Frequently Asked Questions
Q: How many times has the Trump Hollywood Walk of Fame star been vandalized?
Physically destroyed twice — once in October 2016 by James Otis using a sledgehammer, and once in July 2018 by Austin Clay using a pickaxe. Both attackers were charged with felony vandalism and faced $20,000 bail. Beyond full destruction, the star has been subject to numerous smaller incidents including spray-painting, urination, and temporary installations. The Hollywood Historic Trust has replaced the star both times at its own expense.
Q: Can the Hollywood Chamber of Commerce remove Trump’s star permanently?
Technically, yes — the Hollywood Chamber of Commerce manages the Walk of Fame and sets its policies. But as of 2024, no star has ever been permanently removed in the Walk’s 65-year history, including stars belonging to figures convicted of serious crimes. The Chamber rejected West Hollywood’s 2018 formal request for removal, citing the principle that removing stars sets a precedent that would undermine the Walk’s institutional credibility. That policy appears firm, regardless of political pressure.
Q: Why do people attack the star instead of, say, organizing a protest?
That’s precisely the question political scientists find most interesting. Symbolic destruction isn’t irrational — it’s a calculated act designed to generate attention and communicate that a symbol’s implied legitimacy is contested. Both Otis and Clay planned their attacks deliberately, brought tools, and accepted arrest. Research into what scholars call “agonistic memory” — the contested nature of public commemoration — suggests that people destroy symbols when they feel that official channels have failed to acknowledge their objections. The star becomes a stand-in for an argument that has no other physical address.

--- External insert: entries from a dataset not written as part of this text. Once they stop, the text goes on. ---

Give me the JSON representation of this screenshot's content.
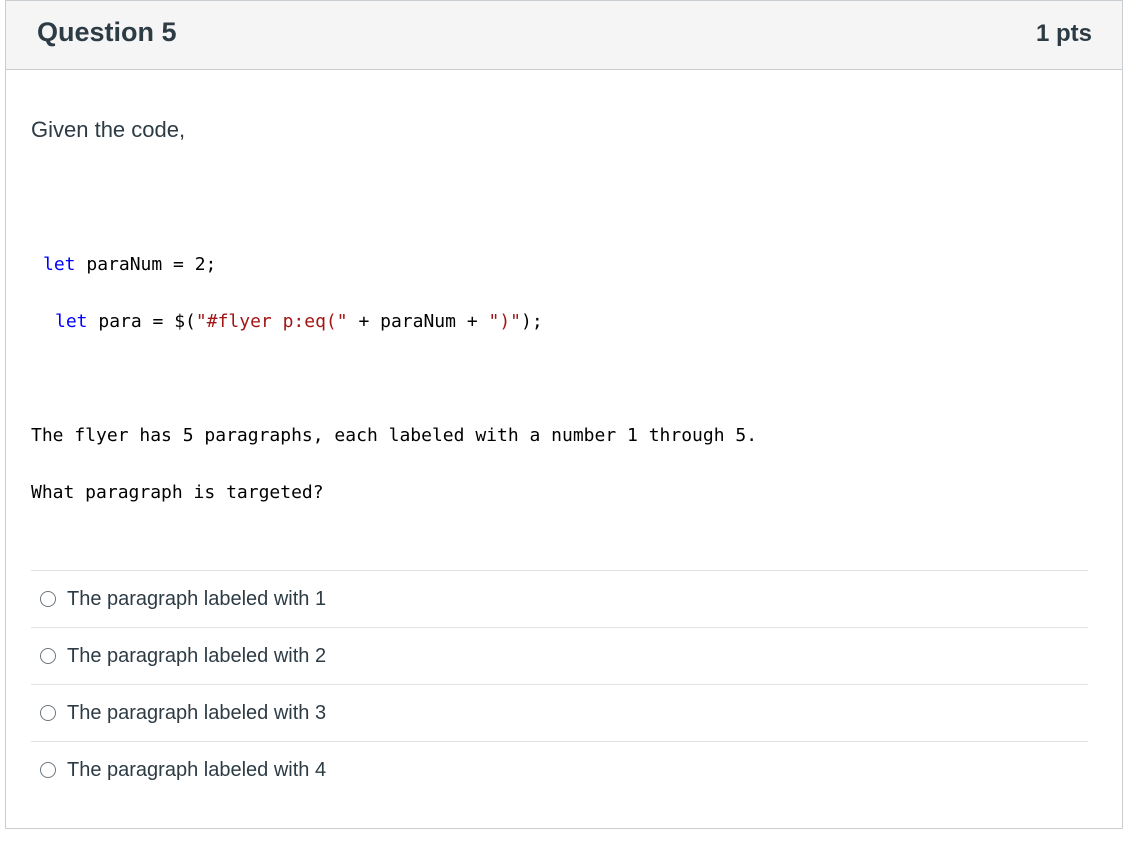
{
  "header": {
    "title": "Question 5",
    "points": "1 pts"
  },
  "body": {
    "intro": "Given the code,",
    "code": {
      "line1": {
        "keyword": "let",
        "rest": " paraNum = 2;"
      },
      "line2": {
        "keyword": "let",
        "part1": " para = $(",
        "string1": "\"#flyer p:eq(\"",
        "part2": " + paraNum + ",
        "string2": "\")\"",
        "part3": ");"
      }
    },
    "description": "The flyer has 5 paragraphs, each labeled with a number 1 through 5.",
    "prompt": "What paragraph is targeted?"
  },
  "answers": [
    {
      "label": "The paragraph labeled with 1",
      "selected": false
    },
    {
      "label": "The paragraph labeled with 2",
      "selected": false
    },
    {
      "label": "The paragraph labeled with 3",
      "selected": false
    },
    {
      "label": "The paragraph labeled with 4",
      "selected": false
    }
  ]
}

Editor’s Take — Sarah Blake
What stays with me is the Hollywood Historic Trust quietly replacing the star. Twice. No press conference, no complaint, no capitulation to removal demands — just terrazzo workers on Hollywood Boulevard doing their job. That institutional steadiness is either admirable or absurd depending entirely on your politics, which is probably the most honest summary of this whole story. The star itself is inert. It’s the humans — the ones attacking it, guarding it, miniaturizing it, paying each other’s bail — who are doing all the actual work of making it mean something.

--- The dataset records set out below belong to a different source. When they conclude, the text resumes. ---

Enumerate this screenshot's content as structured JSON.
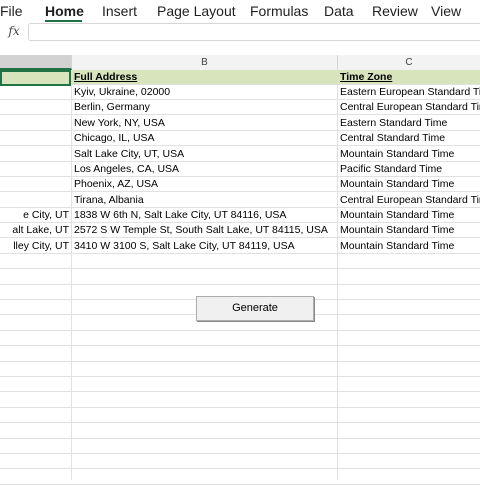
{
  "ribbon": {
    "tabs": [
      {
        "label": "File"
      },
      {
        "label": "Home"
      },
      {
        "label": "Insert"
      },
      {
        "label": "Page Layout"
      },
      {
        "label": "Formulas"
      },
      {
        "label": "Data"
      },
      {
        "label": "Review"
      },
      {
        "label": "View"
      }
    ],
    "active_tab": "Home",
    "accent_color": "#1e7145"
  },
  "formula_bar": {
    "fx_label": "fx",
    "value": ""
  },
  "columns": [
    {
      "label": ""
    },
    {
      "label": "B"
    },
    {
      "label": "C"
    }
  ],
  "sheet": {
    "header": {
      "a": "",
      "b": "Full Address",
      "c": "Time Zone"
    },
    "header_fill": "#d8e4bc",
    "rows": [
      {
        "a": "",
        "b": "Kyiv, Ukraine, 02000",
        "c": "Eastern European Standard Time"
      },
      {
        "a": "",
        "b": "Berlin, Germany",
        "c": "Central European Standard Time"
      },
      {
        "a": "",
        "b": "New York, NY, USA",
        "c": "Eastern Standard Time"
      },
      {
        "a": "",
        "b": "Chicago, IL, USA",
        "c": "Central Standard Time"
      },
      {
        "a": "",
        "b": "Salt Lake City, UT, USA",
        "c": "Mountain Standard Time"
      },
      {
        "a": "",
        "b": "Los Angeles, CA, USA",
        "c": "Pacific Standard Time"
      },
      {
        "a": "",
        "b": "Phoenix, AZ, USA",
        "c": "Mountain Standard Time"
      },
      {
        "a": "",
        "b": "Tirana, Albania",
        "c": "Central European Standard Time"
      },
      {
        "a": "e City, UT",
        "b": "1838 W 6th N, Salt Lake City, UT 84116, USA",
        "c": "Mountain Standard Time"
      },
      {
        "a": "alt Lake, UT",
        "b": "2572 S W Temple St, South Salt Lake, UT 84115, USA",
        "c": "Mountain Standard Time"
      },
      {
        "a": "lley City, UT",
        "b": "3410 W 3100 S, Salt Lake City, UT 84119, USA",
        "c": "Mountain Standard Time"
      }
    ]
  },
  "generate_button": {
    "label": "Generate"
  }
}
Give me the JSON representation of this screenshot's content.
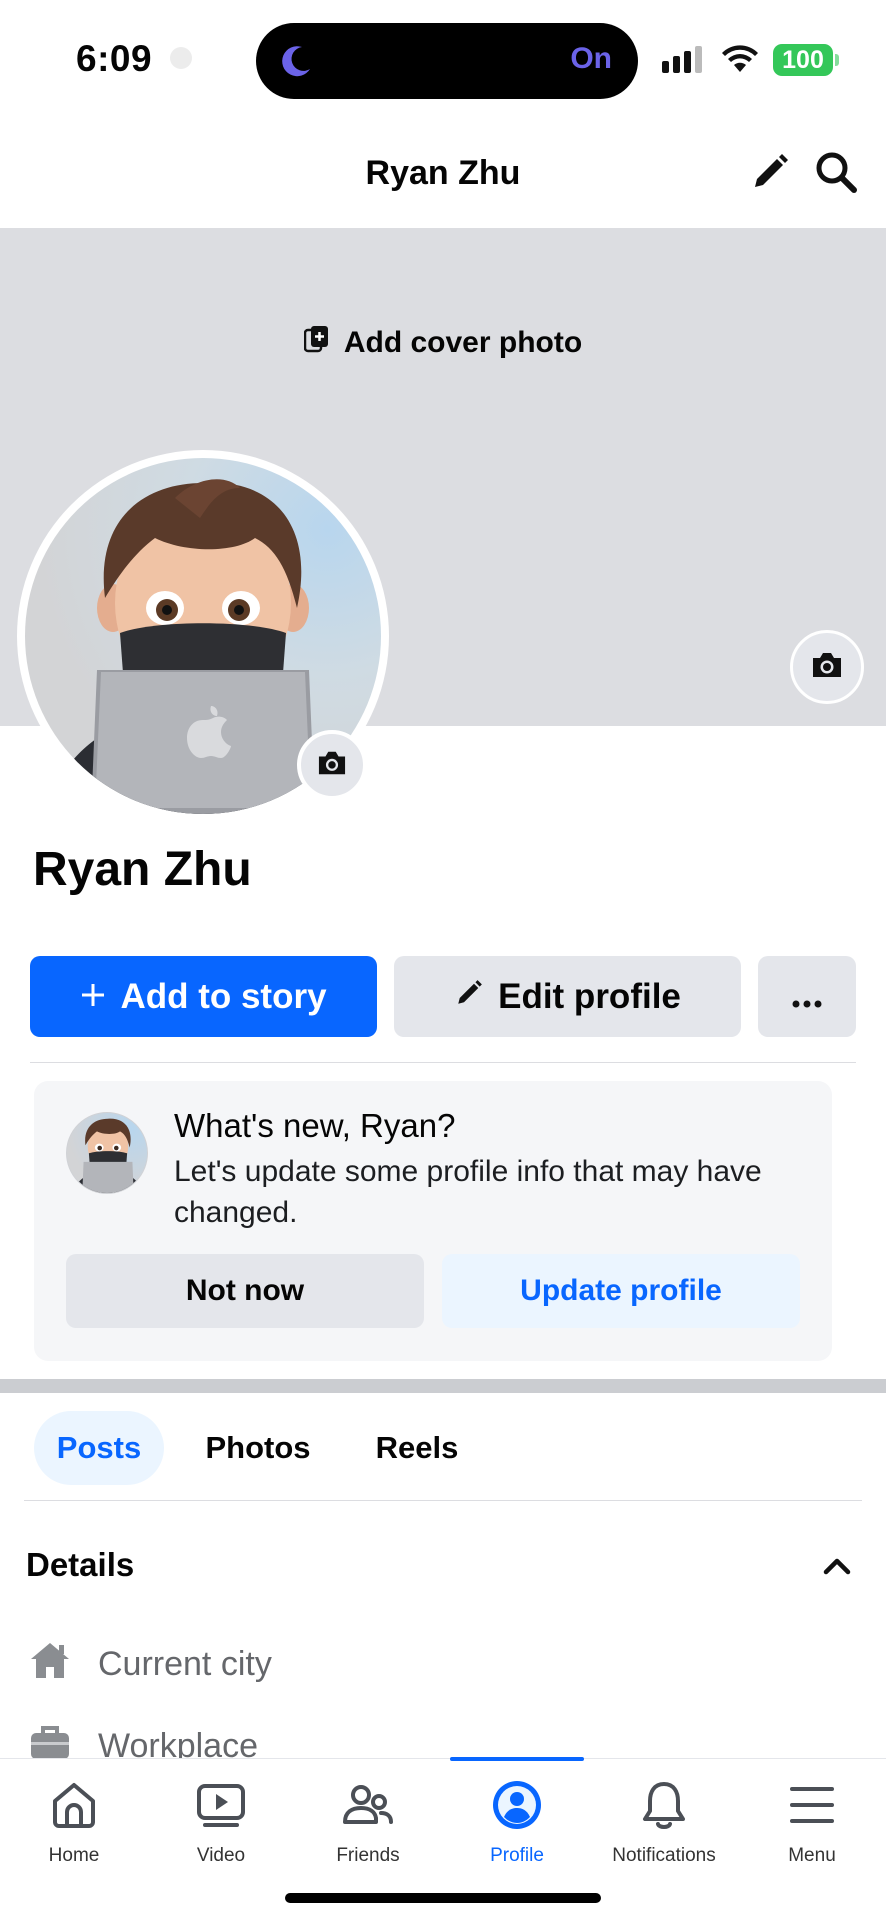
{
  "status_bar": {
    "time": "6:09",
    "focus_label": "On",
    "battery": "100"
  },
  "header": {
    "title": "Ryan Zhu"
  },
  "cover": {
    "add_cover_label": "Add cover photo"
  },
  "profile": {
    "name": "Ryan Zhu"
  },
  "actions": {
    "add_story_label": "Add to story",
    "edit_profile_label": "Edit profile",
    "more_label": "···"
  },
  "prompt_card": {
    "title": "What's new, Ryan?",
    "text": "Let's update some profile info that may have changed.",
    "not_now_label": "Not now",
    "update_label": "Update profile"
  },
  "tabs": [
    {
      "label": "Posts",
      "active": true
    },
    {
      "label": "Photos",
      "active": false
    },
    {
      "label": "Reels",
      "active": false
    }
  ],
  "details": {
    "title": "Details",
    "items": [
      {
        "label": "Current city",
        "icon": "home-icon"
      },
      {
        "label": "Workplace",
        "icon": "briefcase-icon"
      }
    ]
  },
  "bottom_nav": [
    {
      "label": "Home",
      "icon": "home-icon",
      "active": false
    },
    {
      "label": "Video",
      "icon": "video-icon",
      "active": false
    },
    {
      "label": "Friends",
      "icon": "friends-icon",
      "active": false
    },
    {
      "label": "Profile",
      "icon": "profile-icon",
      "active": true
    },
    {
      "label": "Notifications",
      "icon": "bell-icon",
      "active": false
    },
    {
      "label": "Menu",
      "icon": "menu-icon",
      "active": false
    }
  ],
  "colors": {
    "accent": "#0866ff",
    "accent_light": "#ebf5ff",
    "button_gray": "#e4e6eb",
    "cover_gray": "#dcdde1"
  }
}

Designed to manufacture permanence, the Hollywood Walk of Fame rests on a simple premise: bronze and terrazzo don’t change; celebrity does. What nobody planned for is that a sidewalk plaque could become a live document of a country’s unresolved arguments — attacked, repaired, attacked again, quietly repaired again. The star at 6801 Hollywood Boulevard isn’t unique because of who it honors. It’s unique because of what people keep deciding to do to it. And the fact that two strangers with pickaxes and sledgehammers ended up connected by a $20,000 bail amount and a piece of brass in the ground — what does that say about where we look for the symbols that matter most to us?